I realize the steps one takes to "find" them are subjective, but it would be great if you gave some(more) advice on this.
Thanks a ton.
Quoting: MutantMessiah The table does not become the spaceship by itself.
You discover the spaceship in it. Meaning, it 'morphs' into a spaceship in your mind. But not as the spaceship you know (hence, unseen) but the one you don't know (yet).
Realize that the spaceship and the table are
the same thing. However, because its essence (nothing) cannot be contained in any one perception it appears to be separate when it is perceived.
(It may be more than two things in your perspective, but for this illustration let's say it is one.)
If your desire is to build a new spaceship then you can start with anything. Taking the nearest table, you would treat it as though it had properties of an advanced spaceship.
This, in a way, coaxes your perception into uncovering those properties for you. The values are all ready there but they did not previously have any reason to be perceived. Now you are giving them a reason.
This does not mean that your table will magically turn into a spaceship. However, it does mean that the spaceship will become more relative to your perspective. Because you are all ready perceiving 'parts' of it.
So the table is a stepping-stone to the new spaceship. It's distance to your perspective really depends on how relative it is to it.

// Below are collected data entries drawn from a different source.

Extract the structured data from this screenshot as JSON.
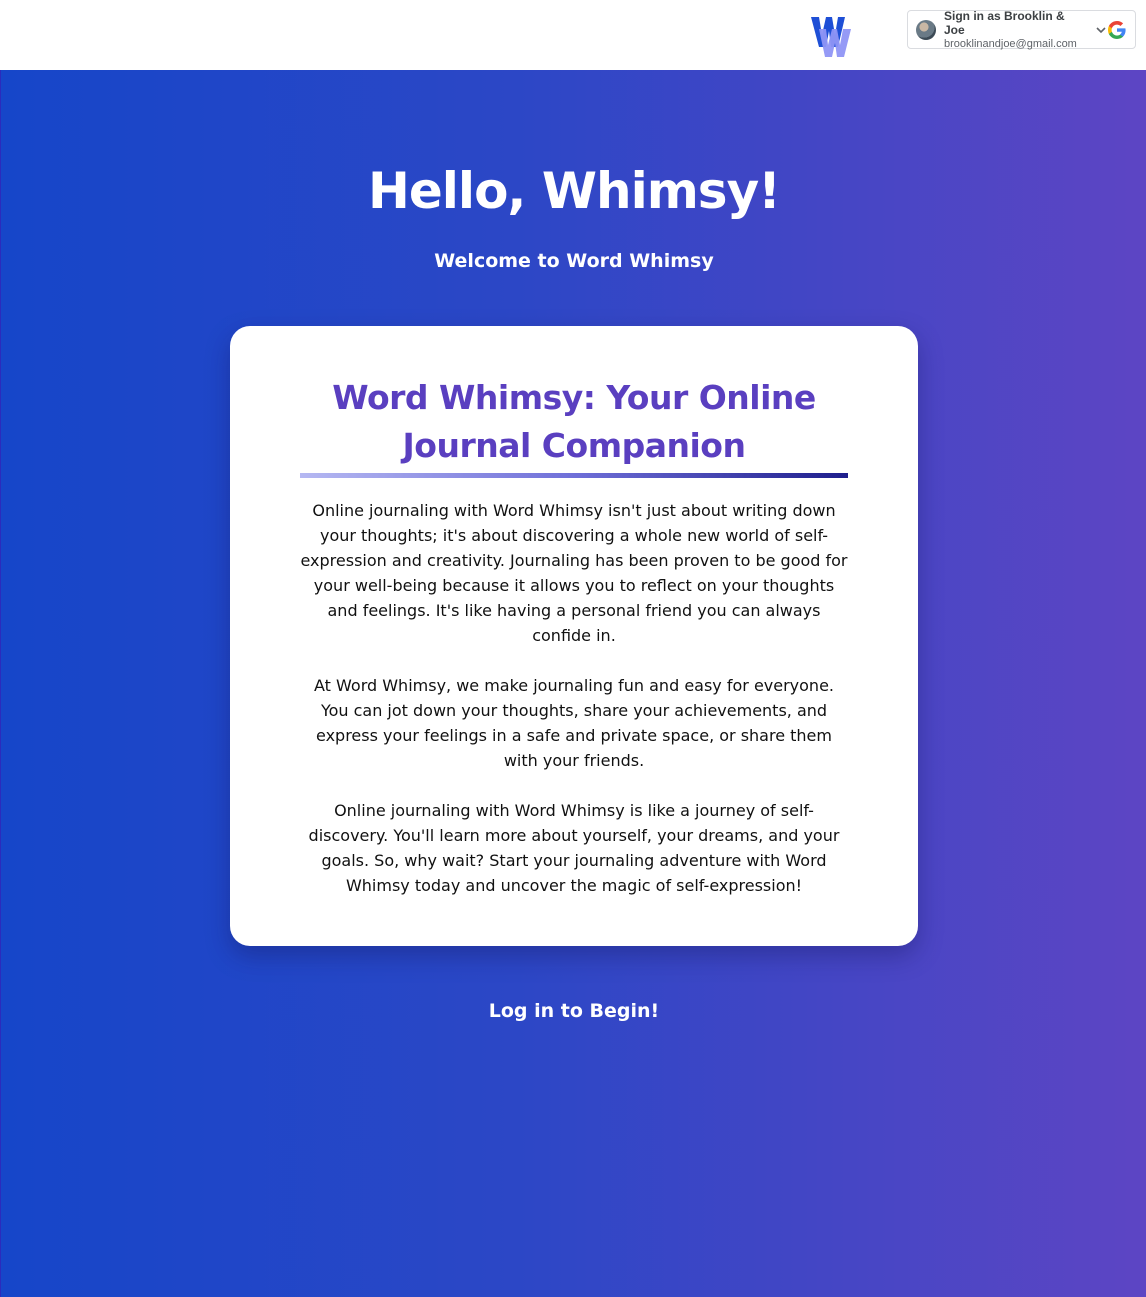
{
  "header": {
    "logo_icon": "word-whimsy-logo",
    "google_signin": {
      "name_line": "Sign in as Brooklin & Joe",
      "email": "brooklinandjoe@gmail.com",
      "avatar_icon": "user-avatar",
      "chevron_icon": "chevron-down-icon",
      "google_icon": "google-g-icon"
    }
  },
  "hero": {
    "title": "Hello, Whimsy!",
    "subtitle": "Welcome to Word Whimsy"
  },
  "card": {
    "title": "Word Whimsy: Your Online Journal Companion",
    "paragraphs": [
      "Online journaling with Word Whimsy isn't just about writing down your thoughts; it's about discovering a whole new world of self-expression and creativity. Journaling has been proven to be good for your well-being because it allows you to reflect on your thoughts and feelings. It's like having a personal friend you can always confide in.",
      "At Word Whimsy, we make journaling fun and easy for everyone. You can jot down your thoughts, share your achievements, and express your feelings in a safe and private space, or share them with your friends.",
      "Online journaling with Word Whimsy is like a journey of self-discovery. You'll learn more about yourself, your dreams, and your goals. So, why wait? Start your journaling adventure with Word Whimsy today and uncover the magic of self-expression!"
    ]
  },
  "cta": {
    "login_label": "Log in to Begin!"
  },
  "colors": {
    "gradient_start": "#1646c9",
    "gradient_end": "#5d45c4",
    "card_title": "#5a3fc0",
    "white": "#ffffff"
  }
}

A couple of examples of how this could play out:
1) Opening the table's drawer that you never really noticed was there leads you to a stack of papers that your father had. They are university transcripts. You see that his marks for science were quite high and suddenly you feel confident that science is what you should do. You soon enroll at a local university's physics program and the rest is history.
2) Turning the table upside down and riding on it for a couple of hours was fun, especially when the cat joined in. But somehow you got a wooden splinter on your rear and now you're driving to the nearest pharmacy, sans cat. While there you meet an old friend. Memories are briefly shared. He shows you a picture of something that he found in his garage on his mobile, and this makes you think of a new invention that will evolve into a spaceship in 20 years.

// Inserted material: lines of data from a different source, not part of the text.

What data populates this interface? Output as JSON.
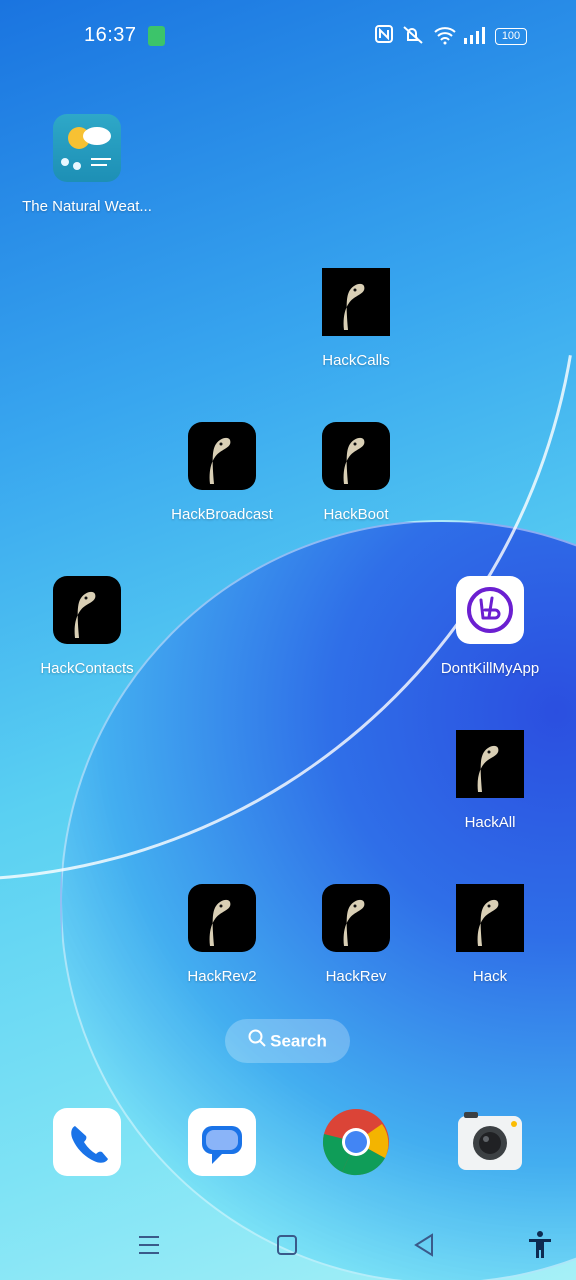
{
  "status": {
    "time": "16:37",
    "battery": "100"
  },
  "apps": [
    {
      "label": "The Natural Weat..."
    },
    {
      "label": "HackCalls"
    },
    {
      "label": "HackBroadcast"
    },
    {
      "label": "HackBoot"
    },
    {
      "label": "HackContacts"
    },
    {
      "label": "DontKillMyApp"
    },
    {
      "label": "HackAll"
    },
    {
      "label": "HackRev2"
    },
    {
      "label": "HackRev"
    },
    {
      "label": "Hack"
    }
  ],
  "search": {
    "label": "Search"
  },
  "colors": {
    "dontkill_purple": "#6b1fd1",
    "phone_blue": "#1a73e8",
    "battery_green": "#3cc46a"
  }
}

These are both logical narratives for your mind. It is relating one thing to an other thing in a way that makes sense to it.
The table 'becomes' the spaceship in this way. It may be 5 minutes or 5 years or, depending on how relative it is, may never be experienced. But it is all ready experienced now, in some way.

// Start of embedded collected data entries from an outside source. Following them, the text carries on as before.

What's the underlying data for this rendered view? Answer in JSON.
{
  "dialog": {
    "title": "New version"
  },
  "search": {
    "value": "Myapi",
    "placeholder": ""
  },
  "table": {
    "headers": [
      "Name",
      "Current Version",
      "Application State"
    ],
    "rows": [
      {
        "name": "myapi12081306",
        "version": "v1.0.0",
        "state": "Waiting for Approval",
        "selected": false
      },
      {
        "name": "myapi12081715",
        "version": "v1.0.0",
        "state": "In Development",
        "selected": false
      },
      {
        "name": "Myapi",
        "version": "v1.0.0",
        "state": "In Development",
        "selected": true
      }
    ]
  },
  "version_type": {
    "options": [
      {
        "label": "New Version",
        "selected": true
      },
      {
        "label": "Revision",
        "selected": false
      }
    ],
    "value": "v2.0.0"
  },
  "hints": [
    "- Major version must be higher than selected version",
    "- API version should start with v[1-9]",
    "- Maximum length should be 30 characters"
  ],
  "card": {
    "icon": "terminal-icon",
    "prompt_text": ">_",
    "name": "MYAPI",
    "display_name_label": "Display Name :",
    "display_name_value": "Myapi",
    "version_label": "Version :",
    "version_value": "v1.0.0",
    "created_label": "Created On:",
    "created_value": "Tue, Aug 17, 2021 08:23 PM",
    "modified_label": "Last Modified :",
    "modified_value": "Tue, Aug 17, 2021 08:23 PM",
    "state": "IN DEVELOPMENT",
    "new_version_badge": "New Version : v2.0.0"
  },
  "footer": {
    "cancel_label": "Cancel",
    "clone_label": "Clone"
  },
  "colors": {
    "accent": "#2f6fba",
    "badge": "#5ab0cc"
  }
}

The question then is, "How many steps from here to there?"
How do you get there? You start with the first thought, and take the path of least resistance.
In both examples above you may claim that Chaol is nuts and Ecsys does not work. But it is how perspective works. It is not magic. It is logic.
This is what we do all of the time. It is how we go from what seems like one experience to the next. We can make something more relative to our experience by uncovering it in our current experience, then it becomes more logical for us to experience (and then we experience more of it).